Elle l’avait pris dans ses bras sans aucune arrière-pensée. De toute façon, elle était probablement incapable d’en avoir avec Meryc. Elle l’avait fait parce que tout s’arrange normalement avec un câlin, même si ce dernier était des plus amicaux, comme c’était le cas. Elle n’en avait jamais parlé avec son ami parce que ce serait vraiment trop étrange, mais elle ne l’avait et ne le considérerait jamais comme un amoureux. Il était un de ses meilleurs amis, et elle tenait énormément à lui, mais elle n’a jamais pensé que cela pouvait aller plus loin. Il y a des personnes avec qui c’est évident qu’il n’y a que de l’amitié en jeu, et Fulmina espérait que Meryc le voyait de la même façon aussi. De toute façon, la dernière fois qu’elle en avait entendu parler, son amie sortait avec une jolie demoiselle. Bon, ça faisait quelques temps de cela, mais elle n’avait pas eu l’occasion d’en parler avec le Poufsouffle. Fulmina lui avait donc posé des questions, parce qu’elle était curieuse de ce que pouvait ressentir Meryc. Bizarrement, elle ne le voyait pas du tout avec une copine. Encore une fois, elle s’imaginait qu’il pensait comme elle et qu’il n’aurait pas de difficulté à en parler, vu qu’ils étaient amis. Elle n’avait pas amené le sujet pour la rabaisser, ce n’était pas du tout son genre! Elle serait plus du genre à filer parler à cette fille juste après cette conversation pour devenir amie avec elle. Cependant, elle surprit le regard mi gêné mi amusé de son ami, et elle mit les mains sur sa bouche.

FULMINA « Oh non… Ne me dis pas que vous n’êtes plus ensemble? Mais quelle amie terrible je fais! »

Elle ne put pas s’empêcher de rigoler. C’était triste, quand même, elle avait manqué la seule relation qu’il avait eue depuis qu’ils se connaissaient. Sa curiosité ne pourrait donc pas être satisfaite et elle ne verrait probablement jamais un Meryc amoureux. Sans rigoler, c’était probablement un de ses regrets quant au fait de mourir prématurément. Voir ses amis tomber amoureux et les voir fonder une famille… Ça non plus, elle ne pourrait jamais le faire. Elle ne pourrait jamais être heureuse de les voir heureux ainsi. C’était triste, quand même.
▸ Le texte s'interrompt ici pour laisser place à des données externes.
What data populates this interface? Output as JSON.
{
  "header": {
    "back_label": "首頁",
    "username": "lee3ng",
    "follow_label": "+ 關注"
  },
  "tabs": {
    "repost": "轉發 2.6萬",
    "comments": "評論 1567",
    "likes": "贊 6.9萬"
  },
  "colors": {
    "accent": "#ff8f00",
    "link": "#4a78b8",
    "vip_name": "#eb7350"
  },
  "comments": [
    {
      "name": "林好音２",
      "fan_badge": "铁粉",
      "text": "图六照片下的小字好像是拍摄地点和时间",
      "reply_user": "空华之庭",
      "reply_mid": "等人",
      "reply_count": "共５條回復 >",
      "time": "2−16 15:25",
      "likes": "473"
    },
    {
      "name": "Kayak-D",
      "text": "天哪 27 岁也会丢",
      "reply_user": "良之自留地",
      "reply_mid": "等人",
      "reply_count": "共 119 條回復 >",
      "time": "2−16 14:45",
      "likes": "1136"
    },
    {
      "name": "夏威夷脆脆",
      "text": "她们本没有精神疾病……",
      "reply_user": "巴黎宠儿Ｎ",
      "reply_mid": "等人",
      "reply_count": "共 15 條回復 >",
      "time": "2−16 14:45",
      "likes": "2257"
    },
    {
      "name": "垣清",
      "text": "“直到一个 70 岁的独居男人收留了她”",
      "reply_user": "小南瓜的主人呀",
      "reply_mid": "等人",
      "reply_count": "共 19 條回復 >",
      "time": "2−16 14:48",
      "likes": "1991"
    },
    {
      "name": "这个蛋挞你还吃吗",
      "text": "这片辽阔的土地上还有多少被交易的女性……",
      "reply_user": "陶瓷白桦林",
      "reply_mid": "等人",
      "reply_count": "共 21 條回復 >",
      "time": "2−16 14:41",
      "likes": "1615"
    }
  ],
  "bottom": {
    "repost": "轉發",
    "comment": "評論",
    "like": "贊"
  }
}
FULMINA « Eh bien, il y en aura d’autres, n’est-ce pas? Je serai là si tu veux venir m’en parler, en tout cas, » ajouta-t-elle en souriant, un peu tristement cependant.

Elle n’avait aucune idée de l’heure de sa mort. À la fin de l’année? Dans deux ans? Peut-être était-ce la dernière conversation sur les filles qu’elle aurait avec Meryc de sa vie. Elle ne pourrait jamais le conseiller sur la chemise à porter, ou sur le cadeau à acheter. Même si elle n’était pas vraiment une professionnelle en relations amoureuses, elle avait le grand avantage d’être une fille et de vouloir elle aussi un copain un tantinet romantique. Surtout qu’elle, elle ne pourrait jamais en avoir un à long terme et elle ne savait pas vraiment si elle s’autoriserait à en avoir un officiellement et sérieusement. Et ça, elle ne pourrait probablement jamais en parler à Meryc. De toute façon, sans vouloir l’offenser, il n’était certainement pas le premier de ses amis qu’elle irait voir pour qu’il la conseille, même si après quelques petites amies, il ne devrait pas se débrouiller trop mal.

Ils marchèrent dans les corridors de Poudlard pour déboucher sur la forêt. Elle n’était pas certaine de savoir pourquoi Meryc se tenait avec elle, pourquoi il était si gentil et pourquoi il voulait qu’elle vive bien ces derniers mois. Après tout, il s’attachait, ils étaient amis, non? Il souffrirait donc quand elle partirait. Alors pourquoi? Ça ne pouvait que la toucher de voir que ses derniers mois lui importait plus que sa propre douleur, mais elle ne comprenait pas. Et puis, ce n’était pas comme si elle allait lui demander non plus. Ils étaient là pour s’amuser, et non pour se rappeler pourquoi ils étaient là et non en cours.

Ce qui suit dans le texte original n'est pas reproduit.